Asked if she intends to go to the movies again in Saigon, Barbara, her freckled face breaking out into a smile said, “I don’t know. It depends on whether or not there’s a good picture.”

And that’s Barbara’s and my story in Barbara’s own words.

———-

6 comments to Capital Kinh Do – Theater bombed on February 16, 1964 (50 Wounded, 3 killed)

  • Dick Banks

    My parents were planning to go to the Capital Kinh Do the night it was bombed. Luckily they stopped for dinner before going at a rooftop BOQ restaurant. Dinner took longer than expected. As they were about to leave, someone announced that the Kinh Do had been bombed.

    Since I was attending Brent High School in Baguio, I only heard about this incident when I returned to Saigon at the end of the school year. Though I only went to the Kinh Do a few times, I do remember the nearby bowling alley.

    Thanks, Mary Lou, for submitting that first hand account.

    Dick Banks

    P.S. Saigon was my “hometown” during the summers and Christmas holidays between 1962 and 1964.

    P.P.S. My mother was a substitute teacher at the American Community Elementary School. I remember her telling me that the principal told her to always check in the students’ desks and look around the classroom for any suspicious packages before the school day began.

  • Deborah O. Melvin

    Does anyone remember a bomb scare prior to that where the theater was cleared out? The movie had to do with a princess and the search for a blue rose…I left and ended up with a nice guy in a neighboring apartment, but my parents had been evacuated and couldn’t find me for some while. I am looking for a date, but remember the other details.
    Mahalo in advance for any memories circa 1961 to Oct. 31, 1963.
    Deb
    (Deborah O. Melvin aka “Debby Melvin” – ACS Elementary School.

    • Deb,

      I can’t help you very much with determining the date you saw that movie in Saigon. But the movie was probably “The Thief of Baghdad,” a 1961 Italian movie. It premiered in Rome, and was released in the U.S. in August of that year.

      Whew! Seeing you were in the elementary school years at the time you saw it, I was worried about what its rating was … but the present movie rating system came out some years later, in 1968. The U.S. Conference of Catholic Bishops must have found it okay, though, giving it their rating of A-I (meaning “general patronage”). Their review of the movie is amusing:

      “Plodding variation on the Arabian Nights story about a good-hearted vagabond (Steve Reeves) who overcomes a host of obstacles to find the blue rose that will free the sultan’s daughter (Georgia Moll) from an evil spell.
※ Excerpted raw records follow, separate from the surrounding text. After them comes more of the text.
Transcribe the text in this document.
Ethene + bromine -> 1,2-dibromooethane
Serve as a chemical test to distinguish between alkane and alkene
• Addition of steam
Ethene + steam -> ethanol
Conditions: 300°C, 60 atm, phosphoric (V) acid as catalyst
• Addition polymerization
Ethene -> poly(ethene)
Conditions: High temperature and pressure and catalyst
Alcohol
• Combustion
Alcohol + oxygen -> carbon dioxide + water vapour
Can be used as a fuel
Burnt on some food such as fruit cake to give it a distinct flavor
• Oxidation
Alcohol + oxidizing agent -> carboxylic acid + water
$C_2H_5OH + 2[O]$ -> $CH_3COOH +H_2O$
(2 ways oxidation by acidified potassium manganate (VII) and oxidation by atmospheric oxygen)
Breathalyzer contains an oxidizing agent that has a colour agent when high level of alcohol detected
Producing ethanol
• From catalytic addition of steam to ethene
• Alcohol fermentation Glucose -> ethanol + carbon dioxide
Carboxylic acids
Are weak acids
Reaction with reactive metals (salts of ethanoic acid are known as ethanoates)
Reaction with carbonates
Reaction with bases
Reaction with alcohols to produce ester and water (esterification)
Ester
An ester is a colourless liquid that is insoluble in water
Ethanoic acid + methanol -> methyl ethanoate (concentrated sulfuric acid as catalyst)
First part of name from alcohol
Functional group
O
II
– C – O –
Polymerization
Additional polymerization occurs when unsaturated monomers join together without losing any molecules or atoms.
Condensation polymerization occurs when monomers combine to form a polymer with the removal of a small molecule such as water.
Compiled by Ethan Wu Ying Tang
Director Arthur Lubin plays much of this for laughs and the result is only sporadically entertaining. Italian production dubbed in English. Stylized violence.”

      This sporadically entertaining movie can be seen online on YouTube.

      Enjoy!
      Bruce

  • Nick Mottern

    I was sitting in the balcony of the Capital Kinh Do when the bomb went off. It happened during the fox hunt scene in The List of Adrian Messenger. For me, everything then happened in slow motion. Small holes and rips instantly appeared in the movie screen as the images of the horses and riders continued across the screen. The round ventilator covers and bits of ceiling, jarred loose by the concussion, began to float, or so it seemed, down from the ceiling. I had always wanted to sit in the balcony as a kid, and I was grateful I had the impulse at the Kinh Do because had I been sitting downstairs, I would have likely been wounded or killed.

    As the years have passed, I’m now 75, my memory of the bombing has become more like a dream that one wonders if they really had. I appreciate the comments of those of you above in bringing that experience back in sharper, specific reality.

  • Dee Le

    Thank you for sharing as I was a little kid in Saigon. My father owned the theater.

  • Robert Luke

    My parents were also getting ready to go to the movie that night. I heard the explosion and saw smoke rise in the air.